Perhaps the PLO will ease the Israeli government's discomfiture by reaffirming its old hard time. The fact is, PLO movement toward moderation brings nearer the day of a U.S.-Israeli showdown. Washington cannot in honor urge Israel to have open dealings with an organization that does not accept the international consensus, embodied in 242, supporting a Mideast settlement. But it can urge Israel to deal with a PLO that, formally and unconditionally, accepts that consensus. The PLO's insistence in its "convenant" that Israel is "null and void" is obnoxious and genuinely disquieting but not necessarily crippling to Israeli security, especially given Israel's great strength, and not necessarily crippling to future negotiation prospects. If the PLO keeps its covenant intact, the Israelis can fairly intensify their demands for other Palestinian concessions.
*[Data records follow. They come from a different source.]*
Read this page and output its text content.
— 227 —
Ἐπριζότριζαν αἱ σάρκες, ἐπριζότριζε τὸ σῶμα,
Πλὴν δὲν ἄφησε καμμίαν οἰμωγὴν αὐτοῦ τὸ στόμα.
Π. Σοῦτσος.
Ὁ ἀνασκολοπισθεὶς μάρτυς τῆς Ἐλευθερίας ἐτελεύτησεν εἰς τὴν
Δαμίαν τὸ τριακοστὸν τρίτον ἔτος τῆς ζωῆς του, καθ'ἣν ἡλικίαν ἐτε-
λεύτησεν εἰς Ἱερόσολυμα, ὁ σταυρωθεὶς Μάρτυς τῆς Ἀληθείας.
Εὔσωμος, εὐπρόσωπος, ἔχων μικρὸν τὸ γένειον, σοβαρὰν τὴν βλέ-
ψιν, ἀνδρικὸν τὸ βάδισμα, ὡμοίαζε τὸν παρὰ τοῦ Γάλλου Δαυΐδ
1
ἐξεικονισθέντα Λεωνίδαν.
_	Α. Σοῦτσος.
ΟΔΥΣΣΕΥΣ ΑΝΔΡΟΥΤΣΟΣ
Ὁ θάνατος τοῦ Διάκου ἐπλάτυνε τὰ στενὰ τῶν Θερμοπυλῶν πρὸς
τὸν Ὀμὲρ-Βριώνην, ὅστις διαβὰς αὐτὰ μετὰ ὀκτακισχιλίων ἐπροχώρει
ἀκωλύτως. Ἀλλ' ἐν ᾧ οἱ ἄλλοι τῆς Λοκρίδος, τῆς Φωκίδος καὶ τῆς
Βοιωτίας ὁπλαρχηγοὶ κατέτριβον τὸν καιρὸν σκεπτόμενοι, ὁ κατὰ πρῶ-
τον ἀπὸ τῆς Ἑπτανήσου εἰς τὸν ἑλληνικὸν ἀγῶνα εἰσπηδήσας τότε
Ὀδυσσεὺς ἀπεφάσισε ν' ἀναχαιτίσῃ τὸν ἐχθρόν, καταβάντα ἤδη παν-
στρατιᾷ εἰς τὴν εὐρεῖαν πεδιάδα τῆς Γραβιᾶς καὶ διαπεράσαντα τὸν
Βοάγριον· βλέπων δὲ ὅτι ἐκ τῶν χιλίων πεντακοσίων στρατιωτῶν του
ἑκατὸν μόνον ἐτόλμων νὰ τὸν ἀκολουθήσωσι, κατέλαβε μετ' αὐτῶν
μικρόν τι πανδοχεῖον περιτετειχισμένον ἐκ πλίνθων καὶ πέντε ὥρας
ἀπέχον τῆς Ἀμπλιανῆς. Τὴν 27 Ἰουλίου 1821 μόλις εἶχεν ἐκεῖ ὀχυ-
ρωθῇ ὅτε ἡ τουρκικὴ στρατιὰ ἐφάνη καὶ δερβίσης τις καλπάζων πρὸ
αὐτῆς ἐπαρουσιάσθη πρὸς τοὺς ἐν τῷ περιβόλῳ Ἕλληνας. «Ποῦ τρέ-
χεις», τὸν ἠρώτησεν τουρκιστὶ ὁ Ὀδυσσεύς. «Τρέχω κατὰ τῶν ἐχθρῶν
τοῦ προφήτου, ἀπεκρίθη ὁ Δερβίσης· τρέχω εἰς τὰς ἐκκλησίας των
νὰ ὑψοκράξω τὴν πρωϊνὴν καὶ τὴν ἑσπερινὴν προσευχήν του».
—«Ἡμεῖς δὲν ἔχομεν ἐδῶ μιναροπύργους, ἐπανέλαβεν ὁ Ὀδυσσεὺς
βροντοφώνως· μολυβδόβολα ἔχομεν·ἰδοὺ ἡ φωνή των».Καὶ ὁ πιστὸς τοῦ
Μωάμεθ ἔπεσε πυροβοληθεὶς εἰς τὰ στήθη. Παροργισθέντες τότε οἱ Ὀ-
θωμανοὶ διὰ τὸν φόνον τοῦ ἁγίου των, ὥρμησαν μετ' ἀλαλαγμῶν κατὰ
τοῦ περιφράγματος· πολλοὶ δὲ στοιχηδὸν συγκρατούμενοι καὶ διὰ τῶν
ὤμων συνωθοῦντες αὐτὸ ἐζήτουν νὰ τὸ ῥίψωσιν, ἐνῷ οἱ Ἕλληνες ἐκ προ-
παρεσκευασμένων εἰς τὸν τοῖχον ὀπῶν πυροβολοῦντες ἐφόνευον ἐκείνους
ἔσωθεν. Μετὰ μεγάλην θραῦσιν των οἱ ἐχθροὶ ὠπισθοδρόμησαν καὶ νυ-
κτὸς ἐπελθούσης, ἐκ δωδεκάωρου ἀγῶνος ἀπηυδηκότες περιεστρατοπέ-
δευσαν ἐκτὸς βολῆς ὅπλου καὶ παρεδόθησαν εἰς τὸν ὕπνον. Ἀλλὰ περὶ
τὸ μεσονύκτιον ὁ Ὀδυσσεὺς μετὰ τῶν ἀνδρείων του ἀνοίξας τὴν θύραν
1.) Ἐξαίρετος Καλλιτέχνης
We find it neither surprising nor disturbing that Israel has not already opened its arms to the PLO. By standing fast, Israel has contributed materially to the climate that led the Arab states to decide to put the heat on the PLO. Nor do we question the U.S. pledge, given by the previous administration and confirmed by the current one, not to force Israel to deal with the PLO unless the organization accepts 242 (and a companion resolution, 338) and grants Israel's right to exist. That pledge expresses the American commitment to Israel. It expedited the disengagement agreements of 1975. And it, too, has contributed to the pressure on the PLO.

At a certain point, however, if the organization with the best claim to represent the Palestinians meets the test of international responsibility, Israel will have to respond. That point, we believe, is some degrees closer than it was before Mr. Vance's Mideast mission.